Le fédéral dispose de trois établissements de détention de l'immigration: Toronto (120 lits), Montréal (150 lits) et Vancouver (27 lits). Les prisons municipales et provinciales viennent en plus palier aux besoins.
Les conditions de détention varient d'un endroit à l'autre. On a déjà augmenté la capacité de l'établissement de Toronto de 120 à 180 lits en plaçant des sacs de couchage et des couvertures par terre. Ailleurs, on avait placé 10 personnes dans des cellules de détention habituellement pour trois personnes.
En 2006-2007, il a coûté 36,3 millions $ au gouvernement pour les 12 824 personnes détenues pendant cette année-là. Selon la vérificatrice, l'ASFC ne gère "pas efficacement" les coûts de détention.

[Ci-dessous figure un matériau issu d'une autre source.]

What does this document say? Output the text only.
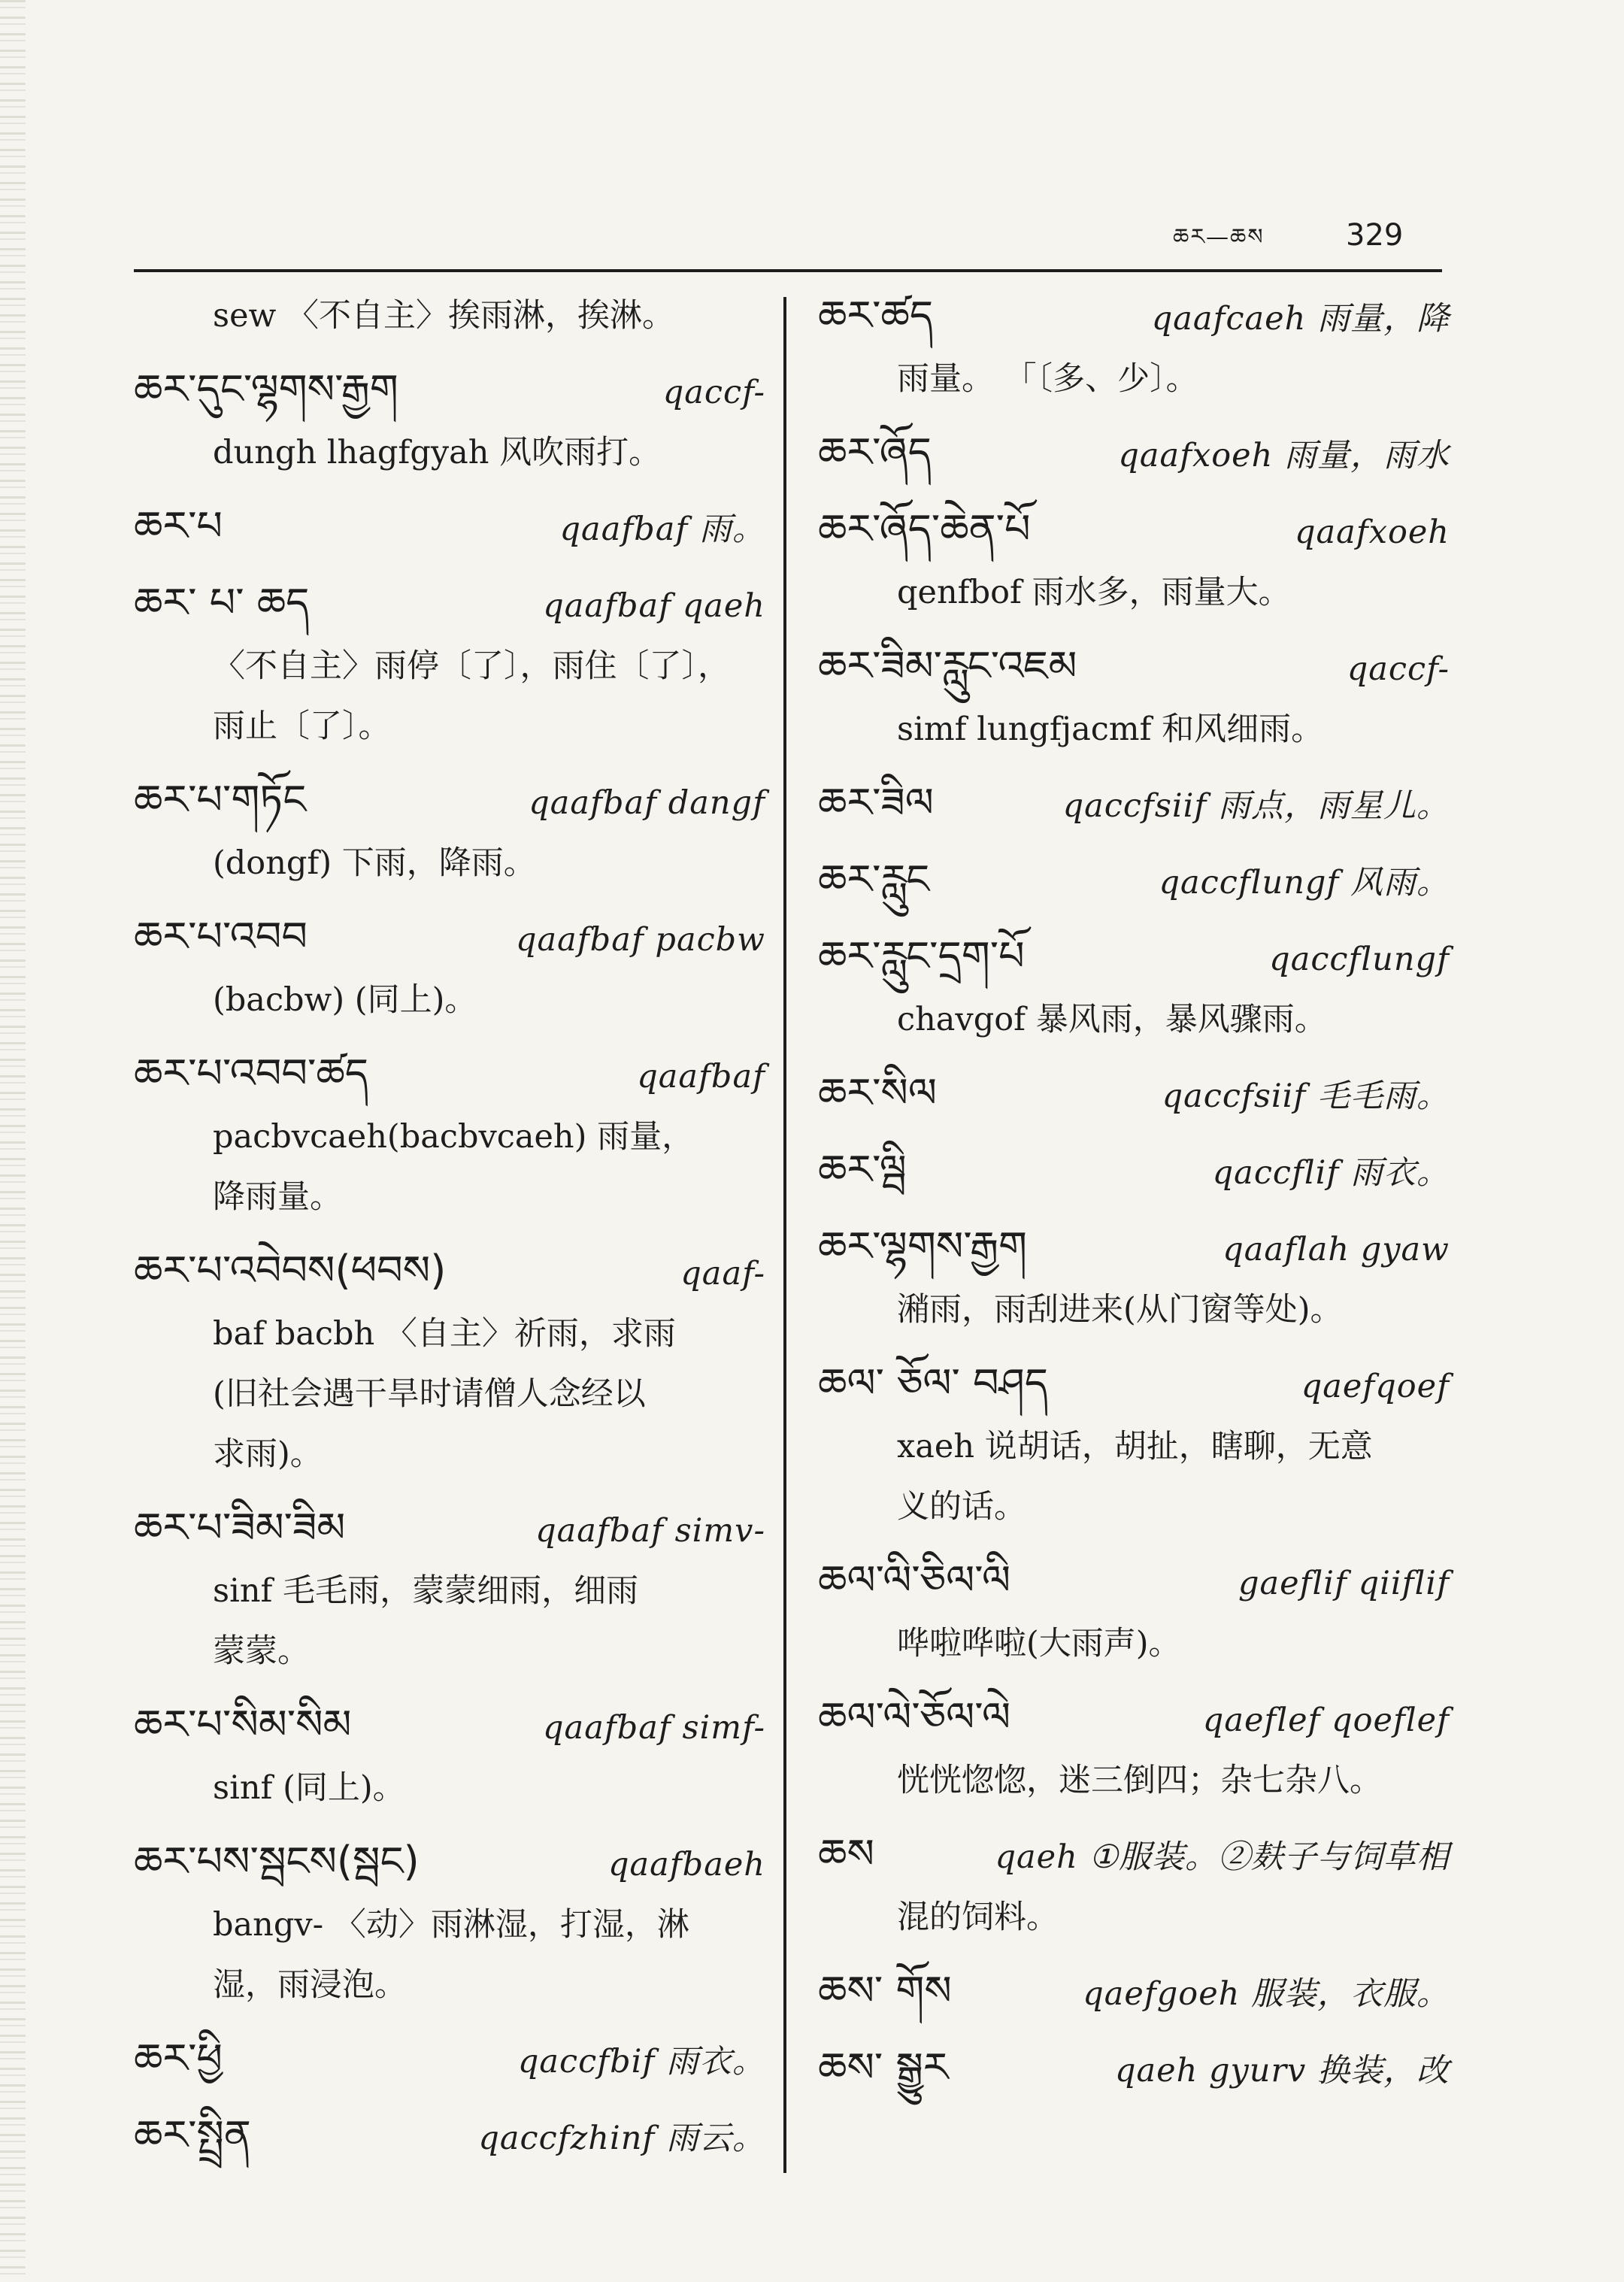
ཆར—ཆས	329
sew 〈不自主〉挨雨淋，挨淋。
ཆར་དུང་ལྷགས་རྒྱག	qaccf-
dungh lhagfgyah 风吹雨打。
ཆར་པ	qaafbaf 雨。
ཆར་ པ་ ཆད	qaafbaf qaeh
〈不自主〉雨停〔了〕，雨住〔了〕，
雨止〔了〕。
ཆར་པ་གཏོང	qaafbaf dangf
(dongf) 下雨，降雨。
ཆར་པ་འབབ	qaafbaf pacbw
(bacbw) (同上)。
ཆར་པ་འབབ་ཚད	qaafbaf
pacbvcaeh(bacbvcaeh) 雨量，
降雨量。
ཆར་པ་འབེབས(ཕབས)	qaaf-
baf bacbh 〈自主〉祈雨，求雨
(旧社会遇干旱时请僧人念经以
求雨)。
ཆར་པ་ཟིམ་ཟིམ	qaafbaf simv-
sinf 毛毛雨，蒙蒙细雨，细雨
蒙蒙。
ཆར་པ་སིམ་སིམ	qaafbaf simf-
sinf (同上)。
ཆར་པས་སྦངས(སྦང)	qaafbaeh
bangv- 〈动〉雨淋湿，打湿，淋
湿，雨浸泡。
ཆར་ཕྱི	qaccfbif 雨衣。
ཆར་སྤྲིན	qaccfzhinf 雨云。
ཆར་ཚད	qaafcaeh 雨量，降
雨量。 「〔多、少〕。
ཆར་ཞོད	qaafxoeh 雨量，雨水
ཆར་ཞོད་ཆེན་པོ	qaafxoeh
qenfbof 雨水多，雨量大。
ཆར་ཟིམ་རླུང་འཇམ	qaccf-
simf lungfjacmf 和风细雨。
ཆར་ཟིལ	qaccfsiif 雨点，雨星儿。
ཆར་རླུང	qaccflungf 风雨。
ཆར་རླུང་དྲག་པོ	qaccflungf
chavgof 暴风雨，暴风骤雨。
ཆར་སིལ	qaccfsiif 毛毛雨。
ཆར་ལྦི	qaccflif 雨衣。
ཆར་ལྷགས་རྒྱག	qaaflah gyaw
潲雨，雨刮进来(从门窗等处)。
ཆལ་ ཅོལ་ བཤད	qaefqoef
xaeh 说胡话，胡扯，瞎聊，无意
义的话。
ཆལ་ལི་ཅིལ་ལི	gaeflif qiiflif
哗啦哗啦(大雨声)。
ཆལ་ལེ་ཅོལ་ལེ	qaeflef qoeflef
恍恍惚惚，迷三倒四；杂七杂八。
ཆས	qaeh ①服装。②麸子与饲草相
混的饲料。
ཆས་ གོས	qaefgoeh 服装，衣服。
ཆས་ སྒྱུར	qaeh gyurv 换装，改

Dans son rapport, la vérificatrice s'est attardée aussi à d'autres sujets, et les conclusions ne sont pas plus positives. Ainsi, elle conclut que la résidence officielle du premier ministre et celle de la gouverneure générale tombent littéralement en ruines parce que les rénovations nécessaires sont remises d'une année à l'autre. Elle estime qu'il faudrait investir environ 22 millions $ seulement pour ses deux résidences.
La vérification du système d'approvisionnement de la Défense nationale fait ressortir des problèmes majeurs qui ont pour effet de faire grimper les coûts de la mission militaire à Kandahar et causent des maux de tête aux responsables sur le terrain.
De plus, le rapport dévoile que les coûts d'un passeport sont probablement trop élevés puisque les frais pour services consulaires, inclus dans le prix total, sont surestimés.